Today, for more or less arbitrary reasons, but sparked by a couple similarly-themed conversations I’ve been a part of recently, I have decided to embark on a 5-part series of essays (read: patently stupid rants) on the subjects of cliques, exclusivity, and gossip as they manifest themselves in the world of breedin’.
That is, we all can relate to our own individual junior high and / or high school experience of groups and exclusivity. Ah-ha! See? I know a few of you shuddered at the point of reading the phrase “junior high” and are already reliving the period-spot-on-my-jeans moment in World Issues or the volleyball-scrimmage-humiliation at the hands of that Amazon bitch on Varsity.
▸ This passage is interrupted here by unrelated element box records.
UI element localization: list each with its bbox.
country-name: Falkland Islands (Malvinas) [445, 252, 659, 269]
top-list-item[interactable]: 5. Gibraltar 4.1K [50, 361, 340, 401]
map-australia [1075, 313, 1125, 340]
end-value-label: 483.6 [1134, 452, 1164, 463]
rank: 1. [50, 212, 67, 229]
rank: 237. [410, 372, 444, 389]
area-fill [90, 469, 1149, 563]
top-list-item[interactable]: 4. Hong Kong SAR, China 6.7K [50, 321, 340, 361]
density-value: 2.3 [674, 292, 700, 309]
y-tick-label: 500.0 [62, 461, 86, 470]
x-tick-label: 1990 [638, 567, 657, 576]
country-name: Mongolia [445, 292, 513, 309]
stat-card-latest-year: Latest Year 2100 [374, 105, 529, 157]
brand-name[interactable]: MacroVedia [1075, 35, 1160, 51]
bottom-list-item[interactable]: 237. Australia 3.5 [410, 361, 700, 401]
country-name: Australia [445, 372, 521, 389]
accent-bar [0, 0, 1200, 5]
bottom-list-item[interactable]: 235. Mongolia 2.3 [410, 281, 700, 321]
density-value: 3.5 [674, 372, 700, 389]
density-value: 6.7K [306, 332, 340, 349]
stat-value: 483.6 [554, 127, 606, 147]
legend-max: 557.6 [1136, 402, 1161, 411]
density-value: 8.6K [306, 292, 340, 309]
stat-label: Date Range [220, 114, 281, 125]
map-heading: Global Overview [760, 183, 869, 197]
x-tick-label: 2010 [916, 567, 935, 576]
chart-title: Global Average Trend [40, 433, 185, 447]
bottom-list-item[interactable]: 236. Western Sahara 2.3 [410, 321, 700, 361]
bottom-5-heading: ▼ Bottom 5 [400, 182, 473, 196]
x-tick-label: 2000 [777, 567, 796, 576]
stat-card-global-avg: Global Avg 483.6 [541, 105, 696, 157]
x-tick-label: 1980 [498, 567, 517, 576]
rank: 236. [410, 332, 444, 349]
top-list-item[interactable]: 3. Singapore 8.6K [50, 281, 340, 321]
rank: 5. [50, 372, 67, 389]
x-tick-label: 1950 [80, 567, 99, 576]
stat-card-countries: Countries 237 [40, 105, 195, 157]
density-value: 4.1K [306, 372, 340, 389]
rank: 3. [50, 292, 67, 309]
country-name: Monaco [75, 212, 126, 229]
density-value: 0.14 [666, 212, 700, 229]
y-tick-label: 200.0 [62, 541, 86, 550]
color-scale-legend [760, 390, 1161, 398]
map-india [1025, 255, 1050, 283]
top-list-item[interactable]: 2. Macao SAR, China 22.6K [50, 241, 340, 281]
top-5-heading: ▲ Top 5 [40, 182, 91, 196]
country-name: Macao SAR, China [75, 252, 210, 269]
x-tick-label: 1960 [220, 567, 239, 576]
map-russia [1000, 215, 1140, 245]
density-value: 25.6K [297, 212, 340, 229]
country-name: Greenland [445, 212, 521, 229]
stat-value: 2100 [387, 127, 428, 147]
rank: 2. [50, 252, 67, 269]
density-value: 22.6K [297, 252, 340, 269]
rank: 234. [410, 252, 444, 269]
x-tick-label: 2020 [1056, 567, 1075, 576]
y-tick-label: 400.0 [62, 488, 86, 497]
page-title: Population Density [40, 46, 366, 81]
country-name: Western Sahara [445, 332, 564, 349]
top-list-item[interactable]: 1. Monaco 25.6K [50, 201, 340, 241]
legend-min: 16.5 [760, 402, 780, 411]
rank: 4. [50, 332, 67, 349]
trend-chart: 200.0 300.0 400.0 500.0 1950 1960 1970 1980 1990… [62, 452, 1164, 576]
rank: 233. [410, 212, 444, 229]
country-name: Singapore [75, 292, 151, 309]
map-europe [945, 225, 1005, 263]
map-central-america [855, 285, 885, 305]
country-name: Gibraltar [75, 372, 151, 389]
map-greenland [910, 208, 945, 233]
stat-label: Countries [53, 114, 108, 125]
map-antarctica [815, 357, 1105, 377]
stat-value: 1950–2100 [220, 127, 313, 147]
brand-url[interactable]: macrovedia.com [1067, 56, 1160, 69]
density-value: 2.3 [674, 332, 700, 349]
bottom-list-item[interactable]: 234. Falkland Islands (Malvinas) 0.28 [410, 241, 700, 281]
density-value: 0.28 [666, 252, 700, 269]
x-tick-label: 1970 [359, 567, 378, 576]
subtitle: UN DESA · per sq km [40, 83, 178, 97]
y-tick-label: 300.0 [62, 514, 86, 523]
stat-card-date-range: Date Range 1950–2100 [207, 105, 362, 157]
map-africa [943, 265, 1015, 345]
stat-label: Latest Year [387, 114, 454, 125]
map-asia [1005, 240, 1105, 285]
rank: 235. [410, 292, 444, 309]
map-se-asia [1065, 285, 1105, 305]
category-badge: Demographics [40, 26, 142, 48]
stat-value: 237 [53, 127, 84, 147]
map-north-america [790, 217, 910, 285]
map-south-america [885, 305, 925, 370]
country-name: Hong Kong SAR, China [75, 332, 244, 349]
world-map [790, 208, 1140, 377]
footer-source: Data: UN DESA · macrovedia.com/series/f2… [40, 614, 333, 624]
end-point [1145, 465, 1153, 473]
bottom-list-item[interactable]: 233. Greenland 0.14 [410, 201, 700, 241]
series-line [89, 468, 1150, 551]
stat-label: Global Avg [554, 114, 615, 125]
Some of you are determinedly blocking out the memory of the chola bangs and pegged pants you adopted to keep your position in your group. And then there are those who are thinking, “Aw, it wasn’t that bad!” (and just so you know, *you* are the Amazon bitch on Varsity!). At any rate, whether we were a bonafide target, a “floater”, or a Queen Bee, we all have our opinions of what is or isn’t happening, and we all could use a little refresher to figure out who we want to bring to our little community.
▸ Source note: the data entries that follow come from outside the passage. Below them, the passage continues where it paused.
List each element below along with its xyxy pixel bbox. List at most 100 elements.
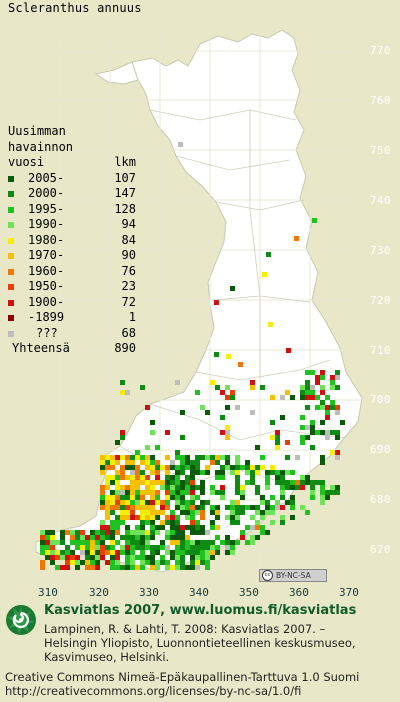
observation-square — [125, 465, 130, 470]
observation-square — [85, 560, 90, 565]
observation-square — [150, 465, 155, 470]
observation-square — [60, 530, 65, 535]
year-legend: Uusimman havainnon vuosi lkm 2005- 107 200… — [8, 124, 136, 357]
observation-square — [140, 565, 145, 570]
observation-square — [145, 520, 150, 525]
observation-square — [140, 540, 145, 545]
legend-row: -1899 1 — [8, 310, 136, 326]
observation-square — [125, 565, 130, 570]
observation-square — [130, 560, 135, 565]
observation-square — [310, 390, 315, 395]
y-tick-label: 700 — [370, 393, 391, 406]
observation-square — [115, 460, 120, 465]
observation-square — [125, 500, 130, 505]
legend-count: 68 — [121, 325, 136, 340]
observation-square — [290, 395, 295, 400]
observation-square — [160, 485, 165, 490]
observation-square — [210, 550, 215, 555]
observation-square — [285, 485, 290, 490]
legend-swatch — [8, 284, 14, 290]
observation-square — [335, 450, 340, 455]
observation-square — [175, 380, 180, 385]
observation-square — [290, 495, 295, 500]
observation-square — [235, 460, 240, 465]
legend-row: 1990- 94 — [8, 217, 136, 233]
species-title: Scleranthus annuus — [8, 1, 142, 15]
observation-square — [110, 475, 115, 480]
observation-square — [285, 470, 290, 475]
observation-square — [120, 535, 125, 540]
observation-square — [155, 515, 160, 520]
observation-square — [180, 465, 185, 470]
legend-row: 2000- 147 — [8, 186, 136, 202]
observation-square — [280, 515, 285, 520]
observation-square — [155, 480, 160, 485]
observation-squares — [40, 142, 345, 570]
observation-square — [270, 465, 275, 470]
observation-square — [200, 525, 205, 530]
observation-square — [225, 435, 230, 440]
observation-square — [140, 505, 145, 510]
observation-square — [110, 490, 115, 495]
observation-square — [40, 560, 45, 565]
observation-square — [190, 460, 195, 465]
observation-square — [115, 475, 120, 480]
observation-square — [145, 510, 150, 515]
observation-square — [300, 440, 305, 445]
observation-square — [330, 430, 335, 435]
observation-square — [185, 550, 190, 555]
observation-square — [330, 490, 335, 495]
observation-square — [145, 405, 150, 410]
footer-reference-line-2: Helsingin Yliopisto, Luonnontieteellinen… — [44, 636, 356, 650]
observation-square — [80, 535, 85, 540]
observation-square — [120, 430, 125, 435]
observation-square — [125, 485, 130, 490]
observation-square — [205, 500, 210, 505]
observation-square — [250, 410, 255, 415]
observation-square — [315, 380, 320, 385]
observation-square — [100, 470, 105, 475]
footer-license-line-2[interactable]: http://creativecommons.org/licenses/by-n… — [5, 684, 302, 698]
observation-square — [125, 530, 130, 535]
observation-square — [185, 510, 190, 515]
observation-square — [195, 460, 200, 465]
observation-square — [245, 540, 250, 545]
observation-square — [200, 550, 205, 555]
observation-square — [150, 560, 155, 565]
observation-square — [155, 460, 160, 465]
observation-square — [90, 560, 95, 565]
observation-square — [215, 510, 220, 515]
observation-square — [230, 540, 235, 545]
observation-square — [210, 490, 215, 495]
observation-square — [130, 475, 135, 480]
observation-square — [100, 490, 105, 495]
legend-count: 128 — [114, 201, 136, 216]
observation-square — [260, 515, 265, 520]
legend-swatch — [8, 237, 14, 244]
observation-square — [255, 535, 260, 540]
observation-square — [210, 380, 215, 385]
footer-reference-line-1: Lampinen, R. & Lahti, T. 2008: Kasviatla… — [44, 622, 326, 636]
observation-square — [170, 525, 175, 530]
observation-square — [45, 540, 50, 545]
observation-square — [175, 495, 180, 500]
observation-square — [225, 540, 230, 545]
observation-square — [310, 485, 315, 490]
observation-square — [130, 465, 135, 470]
observation-square — [70, 550, 75, 555]
observation-square — [335, 410, 340, 415]
observation-square — [65, 550, 70, 555]
observation-square — [175, 555, 180, 560]
observation-square — [295, 480, 300, 485]
observation-square — [130, 545, 135, 550]
observation-square — [295, 485, 300, 490]
observation-square — [60, 555, 65, 560]
cc-license-badge[interactable]: cc BY-NC-SA — [259, 569, 327, 582]
observation-square — [240, 495, 245, 500]
observation-square — [245, 460, 250, 465]
observation-square — [262, 272, 267, 277]
observation-square — [135, 515, 140, 520]
observation-square — [190, 485, 195, 490]
observation-square — [145, 535, 150, 540]
observation-square — [180, 485, 185, 490]
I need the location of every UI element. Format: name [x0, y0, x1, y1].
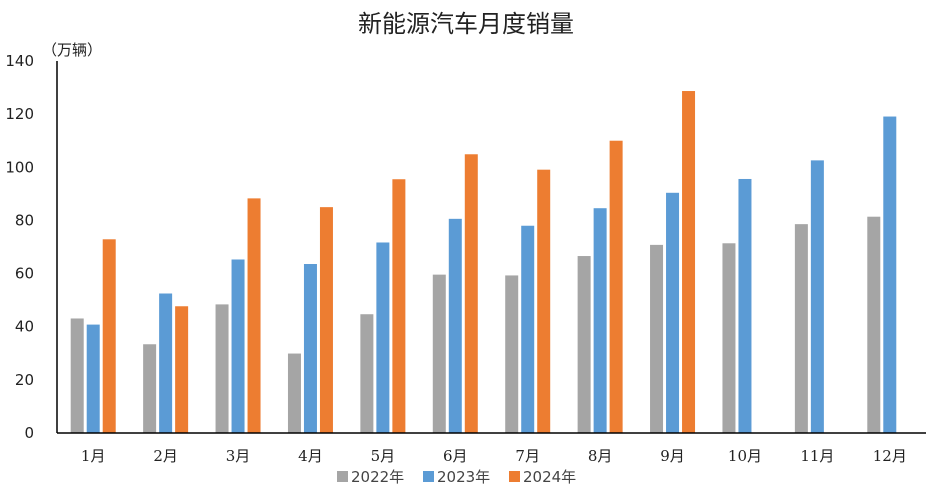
y-unit-label: （万辆）: [42, 41, 102, 59]
bar-2022年-8月: [577, 256, 591, 433]
y-tick-label: 80: [15, 211, 34, 229]
bar-2024年-2月: [175, 306, 189, 433]
bar-2024年-6月: [464, 154, 478, 433]
bar-2023年-10月: [738, 178, 752, 433]
bar-2023年-11月: [810, 160, 824, 433]
bar-2024年-4月: [319, 207, 333, 433]
y-tick-label: 140: [5, 52, 34, 70]
bar-2023年-12月: [883, 116, 897, 433]
x-tick-label: 3月: [226, 447, 251, 465]
y-tick-label: 20: [15, 371, 34, 389]
bar-2022年-5月: [360, 314, 374, 433]
x-tick-label: 4月: [298, 447, 323, 465]
bar-2023年-4月: [303, 264, 317, 433]
bar-2024年-7月: [537, 169, 551, 434]
bar-2022年-3月: [215, 304, 229, 433]
x-tick-label: 1月: [81, 447, 106, 465]
bars: [70, 91, 897, 434]
bar-2023年-7月: [521, 225, 535, 433]
bar-2024年-1月: [102, 239, 116, 433]
x-tick-label: 7月: [515, 447, 540, 465]
y-axis-ticks: 0 20 40 60 80 100 120 140: [5, 52, 34, 442]
bar-2022年-9月: [650, 244, 664, 433]
x-tick-label: 6月: [443, 447, 468, 465]
y-tick-label: 120: [5, 105, 34, 123]
bar-2024年-9月: [682, 91, 696, 434]
y-tick-label: 40: [15, 318, 34, 336]
bar-2022年-12月: [867, 216, 881, 433]
legend-swatch: [337, 471, 348, 482]
bar-2022年-7月: [505, 275, 519, 433]
bar-2024年-5月: [392, 179, 406, 433]
legend-swatch: [509, 471, 520, 482]
bar-2022年-4月: [287, 353, 301, 433]
bar-2023年-8月: [593, 208, 607, 433]
x-tick-label: 9月: [660, 447, 685, 465]
chart-title: 新能源汽车月度销量: [358, 10, 574, 38]
bar-2022年-2月: [143, 344, 157, 433]
x-axis-ticks: 1月 2月 3月 4月 5月 6月 7月 8月 9月 10月 11月 12月: [81, 447, 907, 465]
bar-2023年-6月: [448, 218, 462, 433]
legend: 2022年 2023年 2024年: [337, 468, 576, 486]
bar-2022年-11月: [794, 224, 808, 433]
legend-label: 2022年: [351, 468, 404, 486]
legend-label: 2024年: [523, 468, 576, 486]
x-tick-label: 5月: [371, 447, 396, 465]
bar-2022年-1月: [70, 318, 84, 433]
bar-2023年-3月: [231, 259, 245, 433]
bar-2023年-9月: [666, 192, 680, 433]
legend-label: 2023年: [437, 468, 490, 486]
y-tick-label: 100: [5, 158, 34, 176]
y-tick-label: 60: [15, 265, 34, 283]
y-tick-label: 0: [24, 424, 34, 442]
bar-2023年-1月: [86, 324, 100, 433]
bar-2023年-2月: [159, 293, 173, 433]
x-tick-label: 10月: [728, 447, 762, 465]
legend-swatch: [423, 471, 434, 482]
bar-2024年-8月: [609, 140, 623, 433]
bar-2023年-5月: [376, 242, 390, 433]
x-tick-label: 11月: [800, 447, 834, 465]
bar-2022年-10月: [722, 243, 736, 433]
x-tick-label: 2月: [153, 447, 178, 465]
x-tick-label: 8月: [588, 447, 613, 465]
bar-2024年-3月: [247, 198, 261, 433]
x-tick-label: 12月: [873, 447, 907, 465]
bar-2022年-6月: [432, 274, 446, 433]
I don’t have too far to look for examples. A very close friend calls me recently and relates, entirely innocently, a story of running into another mom and child which includes a very short account of something naughty the child did. Now, I know the mother of the “naughty” child in question – let’s call her “My Mom”* for short – has been the object of at least three conversations behind her back about her child and her so-called not-up-to-par parenting. I have heard snippets of (and moved away from) two of these conversations regarding My Mom, and was directly asked in to weigh in on a third. Luckily, I was able to express my truth succinctly: “If you feel there are problems, you should confront My Mom about them. I’m sure she’d listen.” I did not even once fall prey to utter a save-ass, “Oh, yeah, I know what you mean…” which thereby, in my mind, gives sanction to further back-talk. My expressed truth stopped the conversation more or less in it’s tracks, which worked for me (to this day, I don’t know if any of those talking about My Mom has indeed confronted My Mom on any of these issues).
In my conversation with my friend, as she weighs in with her assessment of the episode involving My Mom and her child, I say, “Well, maybe you can join the ranks of gals maligning My Mom for her parenting.” (ding! ding! gossip alert). My girlfriend draws back. She is not interested at all in that kind of talk (bless her heart!). She probably knows how much she would hate to be the victim of some coven of bitches whispering behind her back (interestingly enough, this friend of mine was a Slut back in the day – in the way I call myself one – and perhaps understands the nastiness that can be inflicted when women are loose about their discussion standards). I don’t name the particular gals who’ve been discussing My Mom; we move on to something else (talking about our own rotten kids!).
If you’ve read carefully (if you’re still reading at all) you see that there were fully five Gossip Snares in that story. The first three are the conversations regarding My Mom when she wasn’t there. The fourth being the opportunity to bash My Mom when my friend called and related how naughty My Mom’s child had been (remember, I would have had the “backup” of the friends who’d been discussing her). And the fifth, and most treacherous, being my girlfriend and I gossiping about the gossipers and what bitches they were to gossip! Follow me? If you don’t, it’s because I’ve had a glass of wine as I type this – or you are male. No offense, Rambo.
I am proud I resisted all five gossip snares regarding My Mom, but I am left wondering what my responsibility is to My Mom herself. Do I let her know “The Others” have been talking about her? What would be the point, unless I named them? And if I named them, wouldn’t I be gossiping? If I was My Mom, wouldn’t I want to know this was happening?
There are no easy answers here, except I guess to make saintly friends or plug my ears and loudly exclaim, “Knock that shit off!” when I hear this sort of thing.
You tell me, ladies.
* I love teasing my real mom, in any way I can!